The consequences of mechanism-based inhibition are:
- auto-inhibition of the clearance of the inactivator itself
- prolonged inhibition of the clearance of other drugs that share the same enzyme.
There may also be serious immunotoxicological consequences if a reactive intermediate is covalently bound to the enzyme. Therefore, screening of new compounds for mechanism-based enzyme inhibition is now standard practice within the pharmaceutical industry.
The prediction of the in vivo consequences of mechanism-based enzyme inhibition requires estimates of the maximum inactivation rate constant (kinact), the inactivator concentration associated with half kinact (KI), the concentration of the inactivator at the active site [I], and the first-order rate constant of the in vivo degradation of the enzyme (kdeg).
Values of kinact and KI are determined from appropriately designed in vitro studies (Ghanbari et al., 2006; Van et al., 2006; Yang et al., 2006;Yang et al., 2005).

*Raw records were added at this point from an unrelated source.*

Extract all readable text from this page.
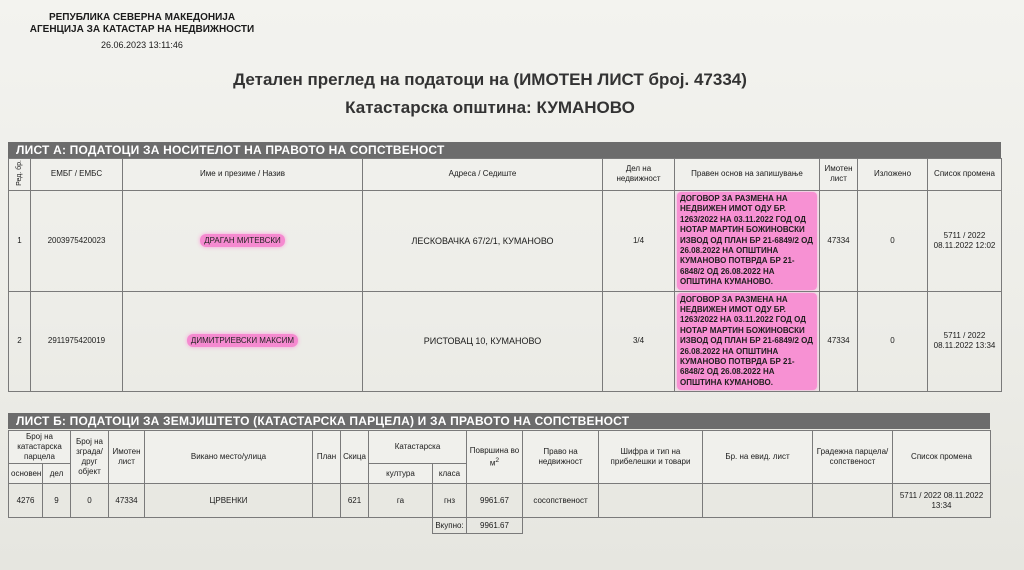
РЕПУБЛИКА СЕВЕРНА МАКЕДОНИЈА
АГЕНЦИЈА ЗА КАТАСТАР НА НЕДВИЖНОСТИ
26.06.2023 13:11:46
Детален преглед на податоци на (ИМОТЕН ЛИСТ број. 47334)
Катастарска општина: КУМАНОВО
ЛИСТ А: ПОДАТОЦИ ЗА НОСИТЕЛОТ НА ПРАВОТО НА СОПСТВЕНОСТ
Ред. бр.	ЕМБГ / ЕМБС	Име и презиме / Назив	Адреса / Седиште	Дел на недвижност	Правен основ на запишување	Имотен лист	Изложено	Список промена
1	2003975420023	ДРАГАН МИТЕВСКИ	ЛЕСКОВАЧКА 67/2/1, КУМАНОВО	1/4	ДОГОВОР ЗА РАЗМЕНА НА НЕДВИЖЕН ИМОТ ОДУ БР. 1263/2022 НА 03.11.2022 ГОД ОД НОТАР МАРТИН БОЖИНОВСКИ ИЗВОД ОД ПЛАН БР 21-6849/2 ОД 26.08.2022 НА ОПШТИНА КУМАНОВО ПОТВРДА БР 21-6848/2 ОД 26.08.2022 НА ОПШТИНА КУМАНОВО.	47334	0	5711 / 2022 08.11.2022 12:02
2	2911975420019	ДИМИТРИЕВСКИ МАКСИМ	РИСТОВАЦ 10, КУМАНОВО	3/4	ДОГОВОР ЗА РАЗМЕНА НА НЕДВИЖЕН ИМОТ ОДУ БР. 1263/2022 НА 03.11.2022 ГОД ОД НОТАР МАРТИН БОЖИНОВСКИ ИЗВОД ОД ПЛАН БР 21-6849/2 ОД 26.08.2022 НА ОПШТИНА КУМАНОВО ПОТВРДА БР 21-6848/2 ОД 26.08.2022 НА ОПШТИНА КУМАНОВО.	47334	0	5711 / 2022 08.11.2022 13:34
ЛИСТ Б: ПОДАТОЦИ ЗА ЗЕМЈИШТЕТО (КАТАСТАРСКА ПАРЦЕЛА) И ЗА ПРАВОТО НА СОПСТВЕНОСТ
Број на катастарска парцела		Број на зграда/ друг објект	Имотен лист	Викано место/улица	План	Скица	Катастарска		Површина во $м^2$	Право на недвижност	Шифра и тип на прибелешки и товари	Бр. на евид. лист	Градежна парцела/сопственост	Список промена
основен	дел						култура	класа						
4276	9	0	47334	ЦРВЕНКИ		621	га	гнз	9961.67	сосопственост				5711 / 2022 08.11.2022 13:34
								Вкупно:	9961.67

Within the Simcyp Simulator, the value of [I] is determined from the kinetic properties of the inhibitor and physiological parameters that modulate its input to both gut and liver. Simcyp provides values of kdeg for various CYPs based on meta-analysis of data from the literature.
The impact of mechanism-based inhibition on the amount of active enzyme is illustrated in Figure 12.
Figure 12. Simulated plasma concentrations of diltiazem, a mechanism-based inhibitor of CYP3A, during multiple dosing, and the corresponding decrease in active enzyme level.